Here's some worse news: Intel CEO Pat Gelsinger agreed with Robbins. "We can't build fabs overnight," he told Yahoo, "it takes a couple of years to get built up."
This isn't the first we've heard about the shortage lasting more than a few quarters. AMD CEO Lisa Su issued a similar warning in January when she said the company simply couldn't keep pace with the higher-than-expected demand for its products.
Analysts also predicted in February that the chip shortage would continue for at least a year because, by their estimates, demand outpaces supply by about 30%. That's a significant gap that would take fabs several quarters—at least—to close.
Asus and MSI also said earlier this month that supplies of Nvidia GPUs, including some that power the best graphics cards, fell even further in the first quarter of 2021. MSI chairman Joseph Hsu told investors that he expected graphics cards prices to rise throughout the year because of that shortage.

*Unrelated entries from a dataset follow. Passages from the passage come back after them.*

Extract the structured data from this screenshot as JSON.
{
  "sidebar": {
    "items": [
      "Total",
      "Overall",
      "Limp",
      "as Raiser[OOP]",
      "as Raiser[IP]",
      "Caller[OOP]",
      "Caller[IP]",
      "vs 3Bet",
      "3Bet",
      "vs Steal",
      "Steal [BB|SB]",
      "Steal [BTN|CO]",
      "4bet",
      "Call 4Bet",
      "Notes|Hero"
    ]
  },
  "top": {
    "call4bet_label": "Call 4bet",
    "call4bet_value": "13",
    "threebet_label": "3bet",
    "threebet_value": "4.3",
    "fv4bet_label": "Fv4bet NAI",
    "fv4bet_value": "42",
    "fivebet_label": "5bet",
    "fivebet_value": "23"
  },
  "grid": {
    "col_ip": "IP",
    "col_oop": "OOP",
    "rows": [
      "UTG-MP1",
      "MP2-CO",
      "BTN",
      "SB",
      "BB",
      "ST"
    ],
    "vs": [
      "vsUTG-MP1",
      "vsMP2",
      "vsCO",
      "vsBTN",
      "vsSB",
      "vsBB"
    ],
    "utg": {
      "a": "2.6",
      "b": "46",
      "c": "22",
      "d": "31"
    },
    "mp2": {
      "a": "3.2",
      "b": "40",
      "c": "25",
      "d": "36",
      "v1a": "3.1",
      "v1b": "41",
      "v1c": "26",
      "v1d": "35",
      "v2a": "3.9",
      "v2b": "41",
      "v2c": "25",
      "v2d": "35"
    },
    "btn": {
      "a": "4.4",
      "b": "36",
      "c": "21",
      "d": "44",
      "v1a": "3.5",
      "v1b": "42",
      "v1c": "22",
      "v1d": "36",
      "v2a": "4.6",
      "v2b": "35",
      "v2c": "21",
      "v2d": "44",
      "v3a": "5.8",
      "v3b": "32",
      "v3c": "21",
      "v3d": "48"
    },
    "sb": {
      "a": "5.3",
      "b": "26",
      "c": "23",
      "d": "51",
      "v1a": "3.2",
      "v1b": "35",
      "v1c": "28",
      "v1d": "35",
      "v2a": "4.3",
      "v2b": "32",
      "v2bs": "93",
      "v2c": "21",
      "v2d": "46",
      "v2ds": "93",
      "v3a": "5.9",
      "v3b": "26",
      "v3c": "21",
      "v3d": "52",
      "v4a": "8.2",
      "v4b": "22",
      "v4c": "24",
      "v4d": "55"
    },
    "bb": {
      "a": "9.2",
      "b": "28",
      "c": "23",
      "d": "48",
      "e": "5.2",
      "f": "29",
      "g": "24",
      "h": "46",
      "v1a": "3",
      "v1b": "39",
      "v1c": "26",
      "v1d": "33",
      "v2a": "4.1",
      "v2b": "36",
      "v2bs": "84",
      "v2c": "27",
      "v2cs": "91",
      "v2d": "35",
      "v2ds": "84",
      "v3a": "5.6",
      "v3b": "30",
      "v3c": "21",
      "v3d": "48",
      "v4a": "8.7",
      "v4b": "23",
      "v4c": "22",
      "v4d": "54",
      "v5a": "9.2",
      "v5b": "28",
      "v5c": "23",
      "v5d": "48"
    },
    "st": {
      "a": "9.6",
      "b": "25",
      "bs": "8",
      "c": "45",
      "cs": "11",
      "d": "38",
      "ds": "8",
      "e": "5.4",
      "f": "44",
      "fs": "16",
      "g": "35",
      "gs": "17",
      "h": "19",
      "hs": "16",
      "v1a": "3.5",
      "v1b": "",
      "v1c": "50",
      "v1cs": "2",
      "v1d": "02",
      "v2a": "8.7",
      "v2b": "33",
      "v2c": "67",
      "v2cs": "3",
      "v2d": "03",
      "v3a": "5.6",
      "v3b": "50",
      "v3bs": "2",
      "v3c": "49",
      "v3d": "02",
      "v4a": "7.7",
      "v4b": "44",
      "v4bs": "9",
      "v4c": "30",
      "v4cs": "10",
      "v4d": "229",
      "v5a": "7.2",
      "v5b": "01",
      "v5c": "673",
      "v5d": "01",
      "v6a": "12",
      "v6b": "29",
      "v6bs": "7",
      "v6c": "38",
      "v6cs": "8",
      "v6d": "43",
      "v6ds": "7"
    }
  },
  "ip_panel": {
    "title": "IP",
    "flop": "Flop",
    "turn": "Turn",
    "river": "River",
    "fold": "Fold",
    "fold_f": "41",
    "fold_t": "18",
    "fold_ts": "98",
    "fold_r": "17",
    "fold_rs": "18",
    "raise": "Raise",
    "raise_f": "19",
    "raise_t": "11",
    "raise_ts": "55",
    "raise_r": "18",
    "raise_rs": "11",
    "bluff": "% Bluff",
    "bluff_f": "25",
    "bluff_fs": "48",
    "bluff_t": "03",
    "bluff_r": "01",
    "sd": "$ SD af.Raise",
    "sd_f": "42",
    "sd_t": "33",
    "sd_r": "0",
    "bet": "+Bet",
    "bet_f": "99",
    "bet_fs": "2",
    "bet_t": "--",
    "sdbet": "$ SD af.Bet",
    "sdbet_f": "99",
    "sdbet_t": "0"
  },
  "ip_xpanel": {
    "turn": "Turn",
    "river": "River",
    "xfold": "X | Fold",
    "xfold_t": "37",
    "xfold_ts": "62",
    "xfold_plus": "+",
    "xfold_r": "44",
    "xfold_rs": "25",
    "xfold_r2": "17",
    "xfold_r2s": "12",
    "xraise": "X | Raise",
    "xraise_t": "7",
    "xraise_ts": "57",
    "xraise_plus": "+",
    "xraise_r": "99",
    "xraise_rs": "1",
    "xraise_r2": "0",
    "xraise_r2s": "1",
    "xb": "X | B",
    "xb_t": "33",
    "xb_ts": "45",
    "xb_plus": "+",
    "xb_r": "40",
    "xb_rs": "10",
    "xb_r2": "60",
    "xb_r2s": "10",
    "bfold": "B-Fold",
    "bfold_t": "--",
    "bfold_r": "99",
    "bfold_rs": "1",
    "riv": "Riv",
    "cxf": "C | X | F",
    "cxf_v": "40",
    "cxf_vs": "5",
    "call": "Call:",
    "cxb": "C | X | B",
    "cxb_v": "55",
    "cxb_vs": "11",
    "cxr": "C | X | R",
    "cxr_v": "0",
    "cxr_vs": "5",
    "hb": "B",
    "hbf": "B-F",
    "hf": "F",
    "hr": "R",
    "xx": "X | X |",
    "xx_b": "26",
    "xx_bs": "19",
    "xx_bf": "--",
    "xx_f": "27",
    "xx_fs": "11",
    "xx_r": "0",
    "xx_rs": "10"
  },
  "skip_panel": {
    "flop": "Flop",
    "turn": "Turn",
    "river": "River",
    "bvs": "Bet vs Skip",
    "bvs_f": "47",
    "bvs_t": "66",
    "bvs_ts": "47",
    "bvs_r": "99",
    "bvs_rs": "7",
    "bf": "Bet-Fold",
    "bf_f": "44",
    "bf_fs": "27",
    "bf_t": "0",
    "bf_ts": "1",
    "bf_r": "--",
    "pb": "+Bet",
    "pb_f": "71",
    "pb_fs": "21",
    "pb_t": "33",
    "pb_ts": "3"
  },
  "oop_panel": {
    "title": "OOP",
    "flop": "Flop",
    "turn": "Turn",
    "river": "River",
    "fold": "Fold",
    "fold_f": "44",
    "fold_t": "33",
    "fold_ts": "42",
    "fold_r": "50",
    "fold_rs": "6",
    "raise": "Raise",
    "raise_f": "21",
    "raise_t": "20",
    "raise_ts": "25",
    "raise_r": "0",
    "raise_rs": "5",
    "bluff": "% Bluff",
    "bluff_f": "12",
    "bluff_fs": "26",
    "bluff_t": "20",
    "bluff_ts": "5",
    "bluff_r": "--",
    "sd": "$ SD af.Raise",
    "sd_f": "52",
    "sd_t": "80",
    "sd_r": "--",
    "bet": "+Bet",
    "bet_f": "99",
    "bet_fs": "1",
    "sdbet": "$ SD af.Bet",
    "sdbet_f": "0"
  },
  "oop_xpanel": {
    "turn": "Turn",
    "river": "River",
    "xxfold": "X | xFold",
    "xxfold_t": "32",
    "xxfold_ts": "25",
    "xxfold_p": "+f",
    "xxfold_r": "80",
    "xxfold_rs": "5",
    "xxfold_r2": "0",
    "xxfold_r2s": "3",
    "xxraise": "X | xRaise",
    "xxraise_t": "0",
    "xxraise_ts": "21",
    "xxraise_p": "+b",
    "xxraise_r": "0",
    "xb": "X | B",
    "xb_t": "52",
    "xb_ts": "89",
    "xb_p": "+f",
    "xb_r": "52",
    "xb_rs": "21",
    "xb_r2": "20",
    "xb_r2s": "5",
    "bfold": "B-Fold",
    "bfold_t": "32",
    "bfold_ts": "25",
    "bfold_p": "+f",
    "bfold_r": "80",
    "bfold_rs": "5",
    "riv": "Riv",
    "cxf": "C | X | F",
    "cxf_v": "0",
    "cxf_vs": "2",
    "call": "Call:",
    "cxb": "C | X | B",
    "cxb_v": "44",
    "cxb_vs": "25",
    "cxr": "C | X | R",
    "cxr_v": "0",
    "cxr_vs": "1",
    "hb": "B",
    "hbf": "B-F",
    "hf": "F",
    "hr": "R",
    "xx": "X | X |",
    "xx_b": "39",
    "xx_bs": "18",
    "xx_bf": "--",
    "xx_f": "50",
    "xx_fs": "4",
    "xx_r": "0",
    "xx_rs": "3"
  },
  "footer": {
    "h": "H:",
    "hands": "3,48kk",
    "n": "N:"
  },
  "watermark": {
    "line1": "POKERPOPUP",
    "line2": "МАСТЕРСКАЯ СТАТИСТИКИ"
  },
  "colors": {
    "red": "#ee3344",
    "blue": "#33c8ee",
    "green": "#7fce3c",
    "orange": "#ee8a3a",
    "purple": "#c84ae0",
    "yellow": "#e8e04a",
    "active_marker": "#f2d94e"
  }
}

Many forward-looking statements have been fairly hopeful for 2022, however, as fabs make significant investments to increase production capacity. But that doesn't mean the problem will be solved; it simply means it won't be as bad as it is now.
"I think we see a few quarters of real stress in the supply chain, and we think that it will be more predictable. It may not be where we want it to be, but it will be more predictable," Robbins told Yahoo, adding "We just got to fight our way through it."
It's kinda like turning a doorknob that shocks you when you touch it. The first time is the worst because it comes as such a surprise, but eventually you can start to plan around it. Maybe you wear rubber gloves; maybe you just steel yourself for the pain.
Put another way: If you're aware, you can prepare, and now companies are very aware that the chip shortage isn't going to end when the calendars turn over. It seems that Cisco at least has embraced this reality; others will likely follow suit.